I have a problem with assignable values in one of my generic functions:

interface BuildArguments<T extends string> {
    type: T;
}

type PromiseResult<T> =
    T extends 'standalone' ? Promise<void> :
    T extends 'all' ? Promise<void> :
    Promise<void[]>;    

const foo: PromiseResult<'standalone'> = Promise.resolve();
const bar: PromiseResult<'all'> = Promise.resolve();
const baz: PromiseResult<'foo'> = Promise.resolve([]);

bundle({ type: 'foo' });

function bundle<T extends string>(buildArguments: BuildArguments<T>): PromiseResult<T> {
    switch (buildArguments.type) {
        case 'standalone':
            return Promise.resolve(); // error here, not assignable to PromiseResult<T>
        case 'all':
            return Promise.resolve(); // error here, not assignable to PromiseResult<T>
        default:
            return Promise.all([ // error here, not assignable to PromiseResult<T>
                Promise.resolve(),
                Promise.resolve()
            ]);
    }
}

The consts foo, bar and baz show that the conditional type works fine. the function call bundle({ type: 'foo' }) also correctly provides the type Promise<void[]> if you use the ts playground and hover over it. Why doesn't it work for the return values? I also tried if this is caused by TypeScript not being able to infer T by adding a kind: T argument to the function, but no changes. Asserting Promise.resolve() to PromiseResult<T> works fine.

1 Answers

3
Titian Cernicova-Dragomir On Best Solutions

Typescript will generally not let you do much with conditional types as long as they still have unresolved conditional types (as is T in case in PromiseResult<T>)

Moreover in this case you assume that narrowing buildArguments.type narrows T. It does not. Narrowing narrows a value, not a whole type parameter. This is can be no other way, consider this example:

function foo<T extends string | number>(a: T, b: T) {
    if(typeof a === "string") {
        // should b be string? No
    }
}

foo<string | number>(1, "");

Just because we narrowed one value that is of a type T has no bearing on other such variables.

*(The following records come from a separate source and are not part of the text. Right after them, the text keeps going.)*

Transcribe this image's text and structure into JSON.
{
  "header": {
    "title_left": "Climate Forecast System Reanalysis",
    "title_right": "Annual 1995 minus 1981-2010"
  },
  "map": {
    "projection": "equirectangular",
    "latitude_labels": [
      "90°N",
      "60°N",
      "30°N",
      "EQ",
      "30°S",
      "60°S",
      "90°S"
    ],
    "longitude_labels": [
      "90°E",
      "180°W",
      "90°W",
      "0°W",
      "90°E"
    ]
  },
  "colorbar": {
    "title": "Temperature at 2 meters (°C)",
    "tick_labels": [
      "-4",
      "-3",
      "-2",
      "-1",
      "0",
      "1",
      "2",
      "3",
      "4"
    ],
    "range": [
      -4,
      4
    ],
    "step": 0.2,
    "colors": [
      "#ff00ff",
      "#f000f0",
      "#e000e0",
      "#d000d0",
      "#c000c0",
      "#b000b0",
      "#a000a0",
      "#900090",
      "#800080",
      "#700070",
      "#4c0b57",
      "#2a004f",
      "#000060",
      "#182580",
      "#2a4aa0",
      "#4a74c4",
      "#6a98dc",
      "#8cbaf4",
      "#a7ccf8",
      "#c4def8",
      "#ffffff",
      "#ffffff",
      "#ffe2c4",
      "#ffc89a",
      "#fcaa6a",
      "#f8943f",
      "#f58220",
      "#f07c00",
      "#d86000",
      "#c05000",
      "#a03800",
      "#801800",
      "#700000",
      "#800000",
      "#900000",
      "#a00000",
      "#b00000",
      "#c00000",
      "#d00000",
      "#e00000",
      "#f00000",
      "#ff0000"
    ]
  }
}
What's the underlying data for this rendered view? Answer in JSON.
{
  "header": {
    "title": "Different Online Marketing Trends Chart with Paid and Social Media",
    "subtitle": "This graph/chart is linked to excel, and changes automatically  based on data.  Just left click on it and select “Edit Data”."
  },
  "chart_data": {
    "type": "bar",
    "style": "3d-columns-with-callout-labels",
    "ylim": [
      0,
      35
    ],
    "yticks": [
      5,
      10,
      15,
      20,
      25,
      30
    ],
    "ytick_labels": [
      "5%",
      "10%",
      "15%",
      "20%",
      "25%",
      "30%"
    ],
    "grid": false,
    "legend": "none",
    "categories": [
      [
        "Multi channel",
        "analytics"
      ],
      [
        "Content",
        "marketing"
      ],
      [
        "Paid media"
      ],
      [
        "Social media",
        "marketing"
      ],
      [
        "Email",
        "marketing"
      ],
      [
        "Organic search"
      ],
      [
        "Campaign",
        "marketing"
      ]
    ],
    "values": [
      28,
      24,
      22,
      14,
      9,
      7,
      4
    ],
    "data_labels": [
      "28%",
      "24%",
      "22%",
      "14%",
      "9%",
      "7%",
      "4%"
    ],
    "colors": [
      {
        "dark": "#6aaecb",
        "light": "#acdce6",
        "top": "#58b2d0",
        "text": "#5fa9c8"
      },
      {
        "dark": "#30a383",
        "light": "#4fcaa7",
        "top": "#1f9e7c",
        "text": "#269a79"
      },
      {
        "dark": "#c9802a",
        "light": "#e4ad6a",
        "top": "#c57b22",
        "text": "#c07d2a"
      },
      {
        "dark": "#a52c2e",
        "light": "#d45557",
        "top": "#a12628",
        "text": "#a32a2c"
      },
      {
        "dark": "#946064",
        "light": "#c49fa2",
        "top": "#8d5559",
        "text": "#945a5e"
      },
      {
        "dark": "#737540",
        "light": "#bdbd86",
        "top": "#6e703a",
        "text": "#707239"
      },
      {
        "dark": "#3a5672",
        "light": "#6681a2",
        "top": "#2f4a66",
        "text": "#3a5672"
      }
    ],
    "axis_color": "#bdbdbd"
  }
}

The simplest solution is to use a separate implementation signature that is more permissive, while keeping the public signature with conditional types that is better for the caller:

function bundle<T extends string>(buildArguments: BuildArguments<T>): PromiseResult<T>
function bundle(buildArguments: BuildArguments<string>): PromiseResult<'standalone' | 'all'> | PromiseResult<string> {
    switch (buildArguments.type) {
        case 'standalone':
            return Promise.resolve(); 
        case 'all':
            return Promise.resolve(); 
        default:
            return Promise.all([ 
                Promise.resolve(),
                Promise.resolve()
            ]);
    }
}